Using the software, clinicians are gaining some unexpected insights into their patients' needs and wants. Often, clinicians are surprised when patients they’ve known for some time score in the red, which Ferrell stated speaks to the sensitivity of standardized digital cognitive assessments when combined with clinicians’ observations about their patients.
“We've got a couple of sites that are in very affluent areas, one of which where we only see people age 65 and up,” Brosch explained. “We also have some that are in very low-income, low-education areas, and it's interesting to see that if you get a yellow on the stoplight in a low-education, low-income area, it may be because that person had poor hearing, or they didn't understand the word, or they didn't understand the instructions.”
The physician can then weigh in on that result based on their knowledge of the patient, which can aid clinical decision-making about how to proceed with different patients, he added.
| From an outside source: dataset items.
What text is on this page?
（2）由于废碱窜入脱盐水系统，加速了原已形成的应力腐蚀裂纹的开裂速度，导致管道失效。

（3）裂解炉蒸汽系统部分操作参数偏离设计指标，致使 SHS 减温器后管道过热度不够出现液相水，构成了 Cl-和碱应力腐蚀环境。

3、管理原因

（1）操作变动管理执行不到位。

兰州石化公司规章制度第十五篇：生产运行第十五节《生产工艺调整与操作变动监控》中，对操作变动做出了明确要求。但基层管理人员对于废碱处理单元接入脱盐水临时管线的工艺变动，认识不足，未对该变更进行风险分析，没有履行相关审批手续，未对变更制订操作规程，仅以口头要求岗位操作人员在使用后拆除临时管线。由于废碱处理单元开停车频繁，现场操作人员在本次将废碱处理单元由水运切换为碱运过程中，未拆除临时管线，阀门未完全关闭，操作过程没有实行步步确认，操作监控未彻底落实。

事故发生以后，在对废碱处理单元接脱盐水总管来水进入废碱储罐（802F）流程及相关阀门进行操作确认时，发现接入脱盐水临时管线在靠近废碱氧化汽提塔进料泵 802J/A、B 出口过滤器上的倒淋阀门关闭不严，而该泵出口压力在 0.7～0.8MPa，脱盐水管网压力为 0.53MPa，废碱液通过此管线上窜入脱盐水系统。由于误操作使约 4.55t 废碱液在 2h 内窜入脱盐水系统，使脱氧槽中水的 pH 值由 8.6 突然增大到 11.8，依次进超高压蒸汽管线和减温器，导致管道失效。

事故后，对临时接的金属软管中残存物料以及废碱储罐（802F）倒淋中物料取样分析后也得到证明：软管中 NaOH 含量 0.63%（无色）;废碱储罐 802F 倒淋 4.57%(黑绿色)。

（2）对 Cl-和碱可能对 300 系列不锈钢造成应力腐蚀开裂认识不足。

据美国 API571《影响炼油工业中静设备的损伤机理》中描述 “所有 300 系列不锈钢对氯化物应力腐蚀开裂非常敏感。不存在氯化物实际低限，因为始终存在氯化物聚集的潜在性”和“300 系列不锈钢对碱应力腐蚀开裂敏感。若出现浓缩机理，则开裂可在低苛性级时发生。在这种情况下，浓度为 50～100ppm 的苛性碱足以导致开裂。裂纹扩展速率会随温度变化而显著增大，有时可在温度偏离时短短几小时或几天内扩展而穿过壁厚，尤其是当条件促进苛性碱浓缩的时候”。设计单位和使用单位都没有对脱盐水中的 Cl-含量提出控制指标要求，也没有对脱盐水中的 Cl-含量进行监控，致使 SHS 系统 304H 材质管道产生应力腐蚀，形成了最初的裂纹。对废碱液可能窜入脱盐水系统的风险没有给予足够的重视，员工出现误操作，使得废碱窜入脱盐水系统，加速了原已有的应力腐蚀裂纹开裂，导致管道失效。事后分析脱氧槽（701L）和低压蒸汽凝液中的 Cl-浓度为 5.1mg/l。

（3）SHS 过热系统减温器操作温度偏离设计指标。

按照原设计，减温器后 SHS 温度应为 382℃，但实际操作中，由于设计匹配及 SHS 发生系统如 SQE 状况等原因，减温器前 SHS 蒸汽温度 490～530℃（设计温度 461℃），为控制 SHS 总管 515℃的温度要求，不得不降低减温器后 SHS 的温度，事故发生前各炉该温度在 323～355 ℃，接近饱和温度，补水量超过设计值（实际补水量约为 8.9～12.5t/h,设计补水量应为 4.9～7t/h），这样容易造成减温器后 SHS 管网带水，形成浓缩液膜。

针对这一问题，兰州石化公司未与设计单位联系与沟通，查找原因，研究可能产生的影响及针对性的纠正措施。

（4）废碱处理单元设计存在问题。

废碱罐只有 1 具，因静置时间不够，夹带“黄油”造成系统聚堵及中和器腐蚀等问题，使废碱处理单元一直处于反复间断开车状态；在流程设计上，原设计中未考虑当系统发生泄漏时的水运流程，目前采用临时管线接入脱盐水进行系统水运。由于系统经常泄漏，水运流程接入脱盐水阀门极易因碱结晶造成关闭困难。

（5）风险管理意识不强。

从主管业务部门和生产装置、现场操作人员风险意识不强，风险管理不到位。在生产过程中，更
Another finding that the project has highlighted is that some patients are not as resistant to conversations and screenings around cognitive impairment as clinicians expected them to be, which Ferrell pointed out may indicate that patients value knowing information about their brain health if they feel there is something they can do to address it.
As the pilot continues, Brosch and Ferrell hope that these insights, alongside feedback from clinicians, can make digital tools faster and more efficient and help significantly tackle the burden of AD/ADRD.
“We're really excited to be a part of this project because if you look at the research community when it comes to Alzheimer's and dementia, it's all about detecting early, treating early, and those are really, really the absolute keys in all of this,” Brosch said. “If we can help develop tools, and even if a pilot is a failure, which I don't think it will be, but even if it is, we are learning something about early detection and how to modify our healthcare system to be even better.”